Ведь это моя рабыня Праксиноя предупредила меня о намерении моей матери отправиться в Митилену на победное пиршество Питтака — большой симподий, каких до войны никто не видел.
— Значит, мы пойдем за ней! — сказала я.
— Сапфо, тебе здорово попадет. И мне заодно.
— Я не хочу оставаться в Эресе — я тут знаю каждый дом и каждое оливковое дерево, — сказала я. — Я жажду приключений, и если ты меня любишь, Пракс, то пойдешь со мной!
— Ты знаешь, что я тебя люблю. Но я боюсь наказания. А мне достанется больше, чем тебе.

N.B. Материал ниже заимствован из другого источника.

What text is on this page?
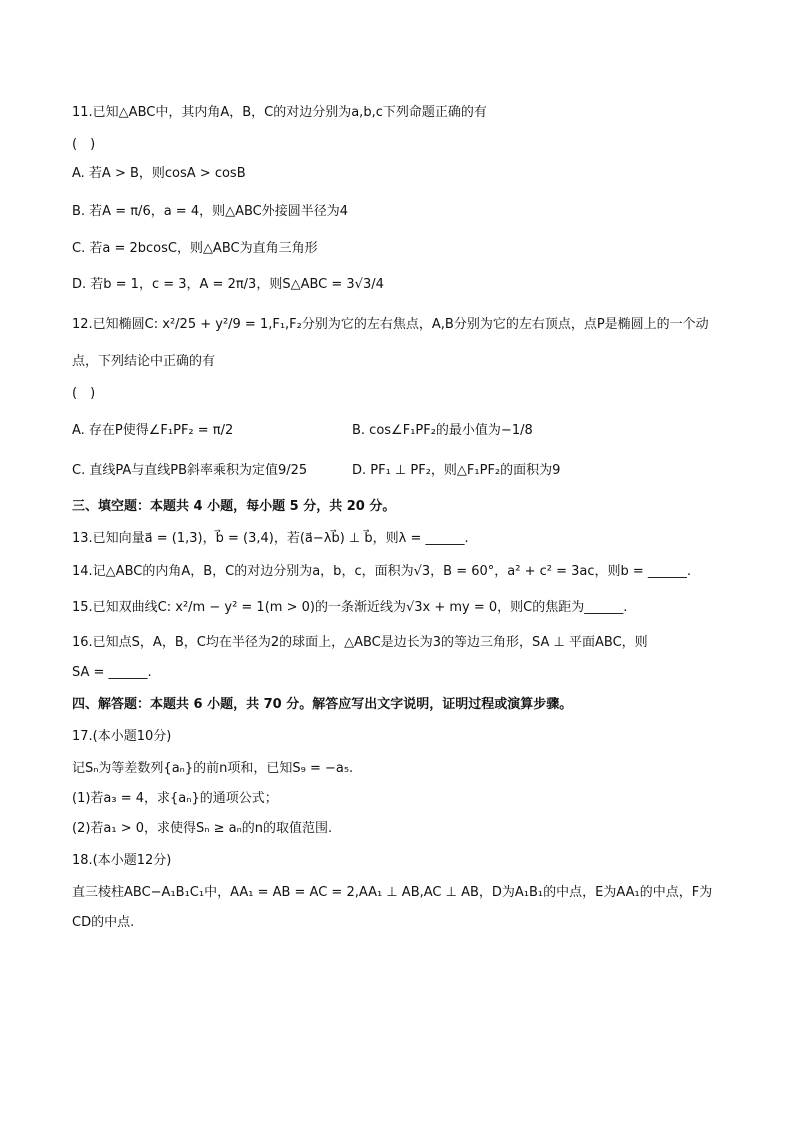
11.已知△ABC中，其内角A，B，C的对边分别为a,b,c下列命题正确的有
(　)
A. 若A > B，则cosA > cosB
B. 若A = π/6，a = 4，则△ABC外接圆半径为4
C. 若a = 2bcosC，则△ABC为直角三角形
D. 若b = 1，c = 3，A = 2π/3，则S△ABC = 3√3/4
12.已知椭圆C: x²/25 + y²/9 = 1,F₁,F₂分别为它的左右焦点，A,B分别为它的左右顶点，点P是椭圆上的一个动
点，下列结论中正确的有
(　)
A. 存在P使得∠F₁PF₂ = π/2	B. cos∠F₁PF₂的最小值为−1/8
C. 直线PA与直线PB斜率乘积为定值9/25	D. PF₁ ⊥ PF₂，则△F₁PF₂的面积为9
三、填空题：本题共 4 小题，每小题 5 分，共 20 分。
13.已知向量a⃗ = (1,3)，b⃗ = (3,4)，若(a⃗−λb⃗) ⊥ b⃗，则λ = ______.
14.记△ABC的内角A，B，C的对边分别为a，b，c，面积为√3，B = 60°，a² + c² = 3ac，则b = ______.
15.已知双曲线C: x²/m − y² = 1(m > 0)的一条渐近线为√3x + my = 0，则C的焦距为______.
16.已知点S，A，B，C均在半径为2的球面上，△ABC是边长为3的等边三角形，SA ⊥ 平面ABC，则
SA = ______.
四、解答题：本题共 6 小题，共 70 分。解答应写出文字说明，证明过程或演算步骤。
17.(本小题10分)
记Sₙ为等差数列{aₙ}的前n项和，已知S₉ = −a₅.
(1)若a₃ = 4，求{aₙ}的通项公式；
(2)若a₁ > 0，求使得Sₙ ≥ aₙ的n的取值范围.
18.(本小题12分)
直三棱柱ABC−A₁B₁C₁中，AA₁ = AB = AC = 2,AA₁ ⊥ AB,AC ⊥ AB，D为A₁B₁的中点，E为AA₁的中点，F为
CD的中点.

— Я тебя защищу, — сказала я.
Праксиною я получила, когда мне было всего пять лет, и она ни в чем не могла мне отказать. Мы были не просто хозяйкой и рабыней. Мы были подругами. А иногда даже больше, чем подругами. Мы вместе купались, вместе спали, прятались от грозы друг у друга в объятиях.
— Твоя мать тебя убьет. И меня.
— Она об этом никогда не узнает, Пракс. Мы все сделаем потихоньку. Мы незаметно проследуем за ней до Митилены. Она даже не догадается, что мы там. Я тебе обещаю.
Праксиноя неуверенно посмотрела на меня. Я настояла на том, чтобы она присоединилась ко мне, пренебрегая всеми теми правилами, в которых была воспитана. Даже на Лесбосе две девушки, свободная и рабыня, редко выходили за пределы семейных владений без мужчин и без сопровождения.